Yarrow, Achillea millefolium. The white forms which we sell are not so different.
Red clover, Trifolium pratense.
Hare’s foot clover, Trifolium arvense.
Common birds-foot-trefoil, Lotus corniculatus.
Meadow crane’s-bill, Geranium pratense.
A dead black rabbit hanging in a lilac tree.
2018 – CHW
The rare and tender Brachychiton populneus has done fairly well in the drought after being planted this spring. Quite a nice crop of new growth.
Firmania simplex has got away in the heat too although I fear it will be cut back to 4-6in from ground level again next winter. Only when it gets a woody trunk will it have a real chance. Not in a hot enough spot here perhaps.

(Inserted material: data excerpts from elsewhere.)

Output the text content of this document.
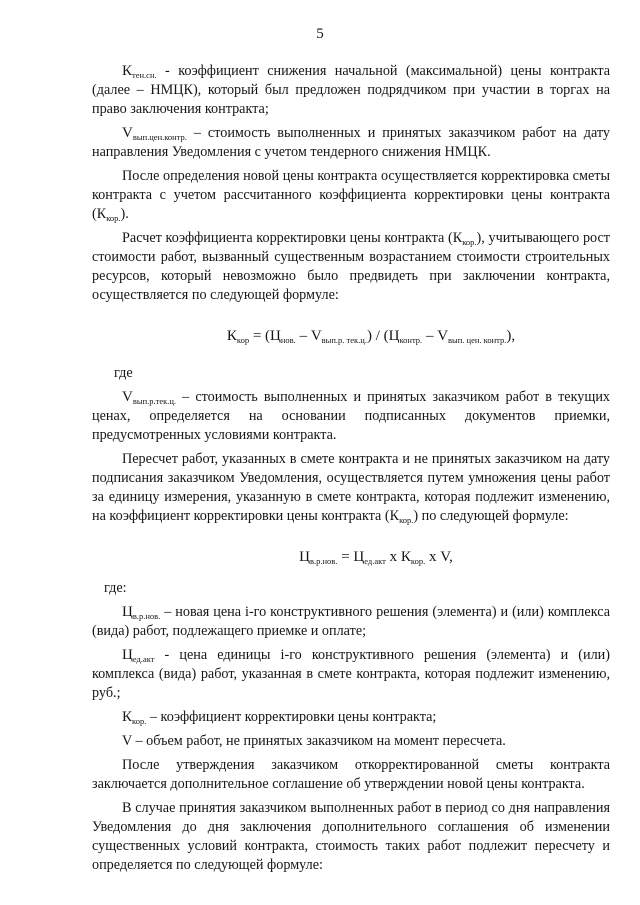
5

$К_{тен.сн.}$ - коэффициент снижения начальной (максимальной) цены контракта (далее – НМЦК), который был предложен подрядчиком при участии в торгах на право заключения контракта;

$V_{вып.цен.контр.}$ – стоимость выполненных и принятых заказчиком работ на дату направления Уведомления с учетом тендерного снижения НМЦК.

После определения новой цены контракта осуществляется корректировка сметы контракта с учетом рассчитанного коэффициента корректировки цены контракта $(К_{кор.})$.

Расчет коэффициента корректировки цены контракта $(К_{кор.})$, учитывающего рост стоимости работ, вызванный существенным возрастанием стоимости строительных ресурсов, который невозможно было предвидеть при заключении контракта, осуществляется по следующей формуле:

$К_{кор} = (Ц_{нов.} - V_{вып.р. тек.ц.}) / (Ц_{контр.} - V_{вып. цен. контр.})$,

где

$V_{вып.р.тек.ц.}$ – стоимость выполненных и принятых заказчиком работ в текущих ценах, определяется на основании подписанных документов приемки, предусмотренных условиями контракта.

Пересчет работ, указанных в смете контракта и не принятых заказчиком на дату подписания заказчиком Уведомления, осуществляется путем умножения цены работ за единицу измерения, указанную в смете контракта, которая подлежит изменению, на коэффициент корректировки цены контракта $(К_{кор.})$ по следующей формуле:

$Ц_{в.р.нов.} = Ц_{ед.акт}$ х $К_{кор.}$ х V,

где:

$Ц_{в.р.нов.}$ – новая цена i-го конструктивного решения (элемента) и (или) комплекса (вида) работ, подлежащего приемке и оплате;

$Ц_{ед.акт}$ - цена единицы i-го конструктивного решения (элемента) и (или) комплекса (вида) работ, указанная в смете контракта, которая подлежит изменению, руб.;

$К_{кор.}$ – коэффициент корректировки цены контракта;

V – объем работ, не принятых заказчиком на момент пересчета.

После утверждения заказчиком откорректированной сметы контракта заключается дополнительное соглашение об утверждении новой цены контракта.

В случае принятия заказчиком выполненных работ в период со дня направления Уведомления до дня заключения дополнительного соглашения об изменении существенных условий контракта, стоимость таких работ подлежит пересчету и определяется по следующей формуле:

A nasty orange fungal growth from the base of an elderly Quercus coccinea.
2017 – CHW
A big leafed young Rhododendron sinogrande grossly over seeding in Old Park. A good example of why the seeds need removing once flowering has finished. However we might as well harvest these in October and grow them on.
2016 – CHW
It may well not be a gardening holiday as such but you cannot help admiring Daphne’s Northumbrian garden which Burncoose supplied many plants for some 15 to 20 years ago when it was first started on the edge of Newbiggin Moor near Blanchland. The pond area was getting overrun with gunnera but these have been removed to good effect. This year the roses were in their prime which puts the garden two to three weeks later than in recent years when they were all going over. Despite all the rabbit fencing we were able to remove another three during our visit without the dogs racing through the borders.
2015 – CHW
2000 – FJW
1983 – FJW
Harvest all in – very good yield – hotter than 1976?
1976 – FJW
Harvest all in – including Pencoose – very dry year.
1954 – CW
Still rain every day. Pinnatifolia nearly at best. A few on Nymansii. Whites good but some over also most of Auriculatum pink hybrids but a third not out of white. Mag delavayi on big wall over 160 flowers. Wall climbing hydrangea covered V.G. Our hay in but a lot out. A little corn cut on way to Truro. One lapageria out. Most dead.
1946 – CW
Very wet for long and now terrific storms. Auriculatum not out and also many of its hybrids. Eucryphia pinnatifolia at its best 2 days ago. Nymansii good. Pinnatifolia not yet all out. All magnolias, rhododendrons, and camellias grown well. Hardly any corn cut. First lapageria out.